Sochangane-Manucusse, do mesmo modo que os restantes soberanas angunes, tentou impor as características revolucionárias de centralização estadual, reforço do poder monárquico, mobilização dos homens válidos e assimilação cultural e linguística dos cativos e cativas de guerra. Com o tempo, esta política inicial de homogeneidade cedeu a conveniências de ordem prática, adoptando os conquistadores fórmulas de compromisso mais flexíveis que permitiram a emergência de forças centrífugas quer entre os dirigentes Angunes, quer entre os agregados tribais submetidos.
Este processo de mutação não deve atribuir-se, unicamente, aos factores políticos e militares; tão importantes como estes foram os factores económicos que geraram graves crises e bloqueios na produção e distribuição de alimentos, forçando os guerreiros a depender, para sua sobrevivência, dum parasitismo extremo e brutal. Constantes rapinas a populações indefesas constituíam a única alternativa de subsistência para destacamentos obrigados a cumprir missões longínquas e frequen tes. As próprias povoações em que se concentravam com os seus familiares, dependentes e escravos, no intervalo das operações, tinham a sua viabilidade e auto-suficiência económica gravemente afectada por secas, pragas e outros condicionalismos ecológicos que o primitivismo das técnicas agrárias não permitia superar. A cultura do milho, cereal preferido pelos invasores, não encontrou no sul de Moçambique condições favoráveis à sua propagação. Não admira que a sua introdução forçada tenha contribuído para agravar as carências alimentares.

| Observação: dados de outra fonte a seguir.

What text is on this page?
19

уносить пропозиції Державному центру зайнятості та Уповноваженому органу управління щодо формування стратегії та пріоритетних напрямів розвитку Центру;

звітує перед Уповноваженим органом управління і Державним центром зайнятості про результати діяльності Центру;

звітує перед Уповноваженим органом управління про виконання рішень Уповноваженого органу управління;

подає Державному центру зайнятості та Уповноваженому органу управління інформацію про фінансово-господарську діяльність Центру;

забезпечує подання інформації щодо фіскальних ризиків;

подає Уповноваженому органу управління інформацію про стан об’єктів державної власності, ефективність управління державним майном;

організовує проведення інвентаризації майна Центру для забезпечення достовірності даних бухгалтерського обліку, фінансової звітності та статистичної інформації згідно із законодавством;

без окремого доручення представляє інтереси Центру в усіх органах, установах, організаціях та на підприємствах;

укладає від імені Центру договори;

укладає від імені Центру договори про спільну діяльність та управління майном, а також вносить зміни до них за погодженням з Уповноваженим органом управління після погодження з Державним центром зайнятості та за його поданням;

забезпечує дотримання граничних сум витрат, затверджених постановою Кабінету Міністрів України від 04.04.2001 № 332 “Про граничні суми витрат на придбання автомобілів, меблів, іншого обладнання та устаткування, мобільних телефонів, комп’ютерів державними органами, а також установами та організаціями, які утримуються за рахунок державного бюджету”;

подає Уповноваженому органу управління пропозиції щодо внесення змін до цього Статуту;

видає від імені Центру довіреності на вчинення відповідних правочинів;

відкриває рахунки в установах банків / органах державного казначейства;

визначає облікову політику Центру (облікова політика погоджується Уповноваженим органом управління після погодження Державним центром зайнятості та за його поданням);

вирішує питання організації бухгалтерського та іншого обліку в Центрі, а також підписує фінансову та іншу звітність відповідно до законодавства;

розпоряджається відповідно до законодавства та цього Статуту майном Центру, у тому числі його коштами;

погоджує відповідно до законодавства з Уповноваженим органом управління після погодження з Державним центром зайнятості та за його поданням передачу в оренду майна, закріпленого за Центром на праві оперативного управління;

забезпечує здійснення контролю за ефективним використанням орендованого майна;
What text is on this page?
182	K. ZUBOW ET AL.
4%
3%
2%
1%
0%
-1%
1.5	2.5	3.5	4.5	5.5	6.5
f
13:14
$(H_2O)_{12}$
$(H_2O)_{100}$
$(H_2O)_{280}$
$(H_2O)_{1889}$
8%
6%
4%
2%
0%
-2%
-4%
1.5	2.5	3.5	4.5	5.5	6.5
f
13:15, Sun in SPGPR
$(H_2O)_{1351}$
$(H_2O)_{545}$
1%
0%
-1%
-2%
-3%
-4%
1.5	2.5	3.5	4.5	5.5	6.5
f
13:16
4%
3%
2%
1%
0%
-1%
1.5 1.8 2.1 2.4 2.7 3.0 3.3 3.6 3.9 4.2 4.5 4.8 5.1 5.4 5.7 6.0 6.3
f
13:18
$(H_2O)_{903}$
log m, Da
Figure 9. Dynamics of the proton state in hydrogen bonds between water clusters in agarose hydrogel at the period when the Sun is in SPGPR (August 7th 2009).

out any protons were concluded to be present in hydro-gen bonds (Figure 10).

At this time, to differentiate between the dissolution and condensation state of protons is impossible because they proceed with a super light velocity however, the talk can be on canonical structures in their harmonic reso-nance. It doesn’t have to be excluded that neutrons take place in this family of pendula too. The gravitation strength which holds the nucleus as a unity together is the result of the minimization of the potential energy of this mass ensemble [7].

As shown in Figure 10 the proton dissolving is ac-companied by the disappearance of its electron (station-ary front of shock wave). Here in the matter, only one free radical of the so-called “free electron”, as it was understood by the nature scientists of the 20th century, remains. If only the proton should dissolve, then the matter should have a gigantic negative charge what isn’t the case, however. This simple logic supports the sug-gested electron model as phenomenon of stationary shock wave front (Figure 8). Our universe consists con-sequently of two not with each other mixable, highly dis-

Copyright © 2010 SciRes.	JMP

Eram frequentes as incursões visando a confiscação do gado, sobretudo bovino que, pela sua mobilidade e valor proteico, constituía o tipo de alimentação ideal para tropas sujeitas a constantes deslocações e a estrénuos esforços. Por exemplo, na incursão que Muzila mandou organizar contra a região entre o rio Incomati e os montes Libombos «a força penetrou inesperadamente nas povoações, matou o chefe e levou todo o gado, que consistia em 500 bois e 200 carneiros. Esse gado foi a salvação do exército, que já nada tinha que comer» (72).
Como é óbvio, esta estrutura económica baseada na pilhagem institucionalizada, com recurso implacável à força armada, não podia deixar de conduzir ao rápido esgotamento dos recursos de economias de mesa subsistência e, pior ainda, à resistência passiva das populações espoliadas que produziam o menos possível por receio de atrair a atenção de invasores cronicamente esfaimados O próprio ferro dos utensílios agrícolas chegou a ser extorquido. Por exemplo, João Loforte, na sua viagem de 1861, entre Inhambane e o Bazaruto, constatou que «os Vátuas nem as enxadas lhes deixam... cavam a terra com uma costela de elefante...» (73).